2 Waar gaat de zaak over?

2.1.

ByBlue is een groothandel die zich bezighoudt met het importeren, exporteren en verhandelen van groenten en fruit. Eind 2021 is ByBlue met [persoon A] in contact gekomen toen zij opzoek was naar een salesexpert. Partijen hebben destijds op voorstel van [persoon A] een “consulting agreement” gesloten. Op 31 oktober 2022 is tussen partijen nogmaals een “consulting agreement” voor de duur van één jaar gesloten. Deze overeenkomst is stilzwijgend voortgezet. Op basis van deze overeenkomsten heeft [persoon A] bij ByBlue werkzaamheden verricht als salesmanager. In mei 2023 is [persoon A] eigenaar geworden van 5% van de aandelen van ByBlue. De overige aandelen zijn in handen van [persoon B] en [persoon C] . Op 14 juni 2024 hebben [persoon A] en [persoon C] tijdens een telefoongesprek een woordenwisseling gehad. Na dit incident heeft [persoon A] geen werkzaamheden meer verricht en is tussen partijen nog per e-mail gecorrespondeerd.

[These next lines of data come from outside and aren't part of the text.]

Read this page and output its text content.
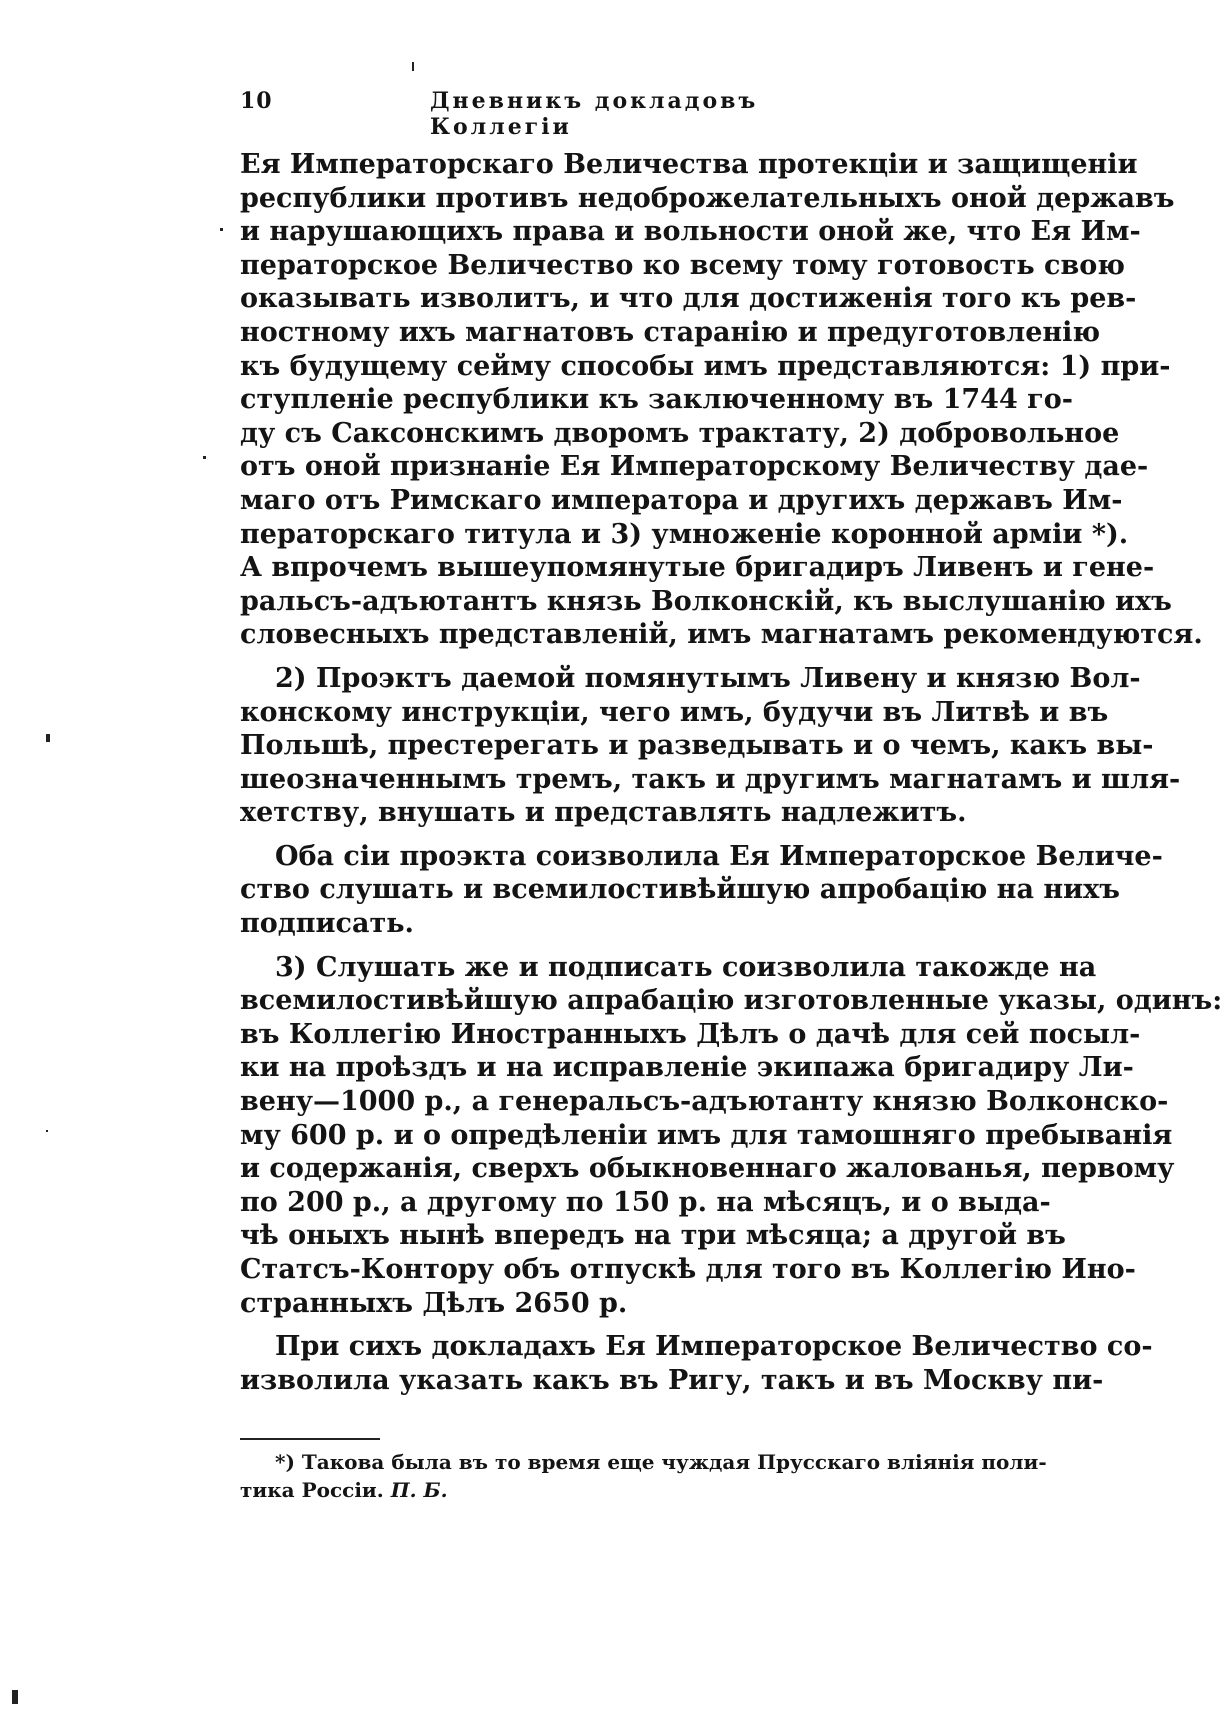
10	Дневникъ докладовъ Коллегіи
Ея Императорскаго Величества протекціи и защищеніи
республики противъ недоброжелательныхъ оной державъ
и нарушающихъ права и вольности оной же, что Ея Им-
ператорское Величество ко всему тому готовость свою
оказывать изволитъ, и что для достиженія того къ рев-
ностному ихъ магнатовъ старанію и предуготовленію
къ будущему сейму способы имъ представляются: 1) при-
ступленіе республики къ заключенному въ 1744 го-
ду съ Саксонскимъ дворомъ трактату, 2) добровольное
отъ оной признаніе Ея Императорскому Величеству дае-
маго отъ Римскаго императора и другихъ державъ Им-
ператорскаго титула и 3) умноженіе коронной арміи *).
А впрочемъ вышеупомянутые бригадиръ Ливенъ и гене-
ральсъ-адъютантъ князь Волконскій, къ выслушанію ихъ
словесныхъ представленій, имъ магнатамъ рекомендуются.
2) Проэктъ даемой помянутымъ Ливену и князю Вол-
конскому инструкціи, чего имъ, будучи въ Литвѣ и въ
Польшѣ, престерегать и разведывать и о чемъ, какъ вы-
шеозначеннымъ тремъ, такъ и другимъ магнатамъ и шля-
хетству, внушать и представлять надлежитъ.
Оба сіи проэкта соизволила Ея Императорское Величе-
ство слушать и всемилостивѣйшую апробацію на нихъ
подписать.
3) Слушать же и подписать соизволила такожде на
всемилостивѣйшую апрабацію изготовленные указы, одинъ:
въ Коллегію Иностранныхъ Дѣлъ о дачѣ для сей посыл-
ки на проѣздъ и на исправленіе экипажа бригадиру Ли-
вену—1000 р., а генеральсъ-адъютанту князю Волконско-
му 600 р. и о опредѣленіи имъ для тамошняго пребыванія
и содержанія, сверхъ обыкновеннаго жалованья, первому
по 200 р., а другому по 150 р. на мѣсяцъ, и о выда-
чѣ оныхъ нынѣ впередъ на три мѣсяца; а другой въ
Статсъ-Контору объ отпускѣ для того въ Коллегію Ино-
странныхъ Дѣлъ 2650 р.
При сихъ докладахъ Ея Императорское Величество со-
изволила указать какъ въ Ригу, такъ и въ Москву пи-
*) Такова была въ то время еще чуждая Прусскаго вліянія поли-
тика Россіи. П. Б.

ByBlue heeft op 27 juni 2024 de overeenkomst met [persoon A] opgezegd tegen 30 oktober 2024. [persoon A] heeft zich nadien op het standpunt gesteld dat er sprake is van een arbeidsovereenkomst. ByBlue heeft vervolgens op 22 juli 2024 voor het geval er sprake zou zijn van een arbeidsovereenkomst [persoon A] op staande voet ontslagen wegens bedreiging en chantage van ByBlue. Volgens [persoon A] is het ontslag op staande voet niet rechtsgeldig omdat er geen sprake is van een dringende reden. [persoon A] verzoekt daarom ByBlue te veroordelen tot betaling van de gefixeerde schadevergoeding ex artikel 7:677 lid 4 BW , bestaande uit het loon over de resterende looptijd van de overeenkomst tot en met 31 oktober 2024, corresponderend met € 54.450,- (4,5 maanden x € 12.100,-). ByBlue is het met het verzoek niet eens en verzoekt zelf – voor het geval de kantonrechter oordeelt dat de overeenkomst tussen partijen kwalificeert als een arbeidsovereenkomst – [persoon A] te veroordelen tot creditering van de door hem opgestelde facturen (door ByBlue als productie 11 bij het verweerschrift overgelegd) en [persoon A] te veroordelen het daaruit volgende totaalbedrag binnen 10 dagen na de beschikking aan ByBlue te voldoen.

2.2.

De kantonrechter oordeelt dat de overeenkomst tussen partijen niet kwalificeert als een arbeidsovereenkomst en wijst het verzoek van [persoon A] af. Aan een beoordeling van het voorwaardelijk tegenverzoek van ByBlue, komt de kantonrechter niet toe. Hierna wordt uitgelegd hoe de kantonrechter tot die beslissing gekomen is.

3 De beoordeling

[persoon A] is ontvankelijk in zijn vordering

3.1.

Het verweer van ByBlue dat [persoon A] de verkeerde partij in rechte heeft betrokken, behoeft geen bespreking meer. ByBlue heeft immers te kennen gegeven dat zij geen punt meer maakt van de in het verzoekschrift gemaakte vergissing ten aanzien van de spelling van de naam van ByBlue. Deze beschikking wordt daarom, zoals ook al in de kop vermeld, gewezen tussen [persoon A] en ByBlue en niet ByBleu, zoals per abuis door [persoon A] in het verzoekschrift is vermeld.

3.2.

Het verzoekschrift van [persoon A] is tijdig bij de rechtbank ingediend. De termijn voor het indienen van het verzoekschrift verliep in dit geval op maandag 23 september 2024.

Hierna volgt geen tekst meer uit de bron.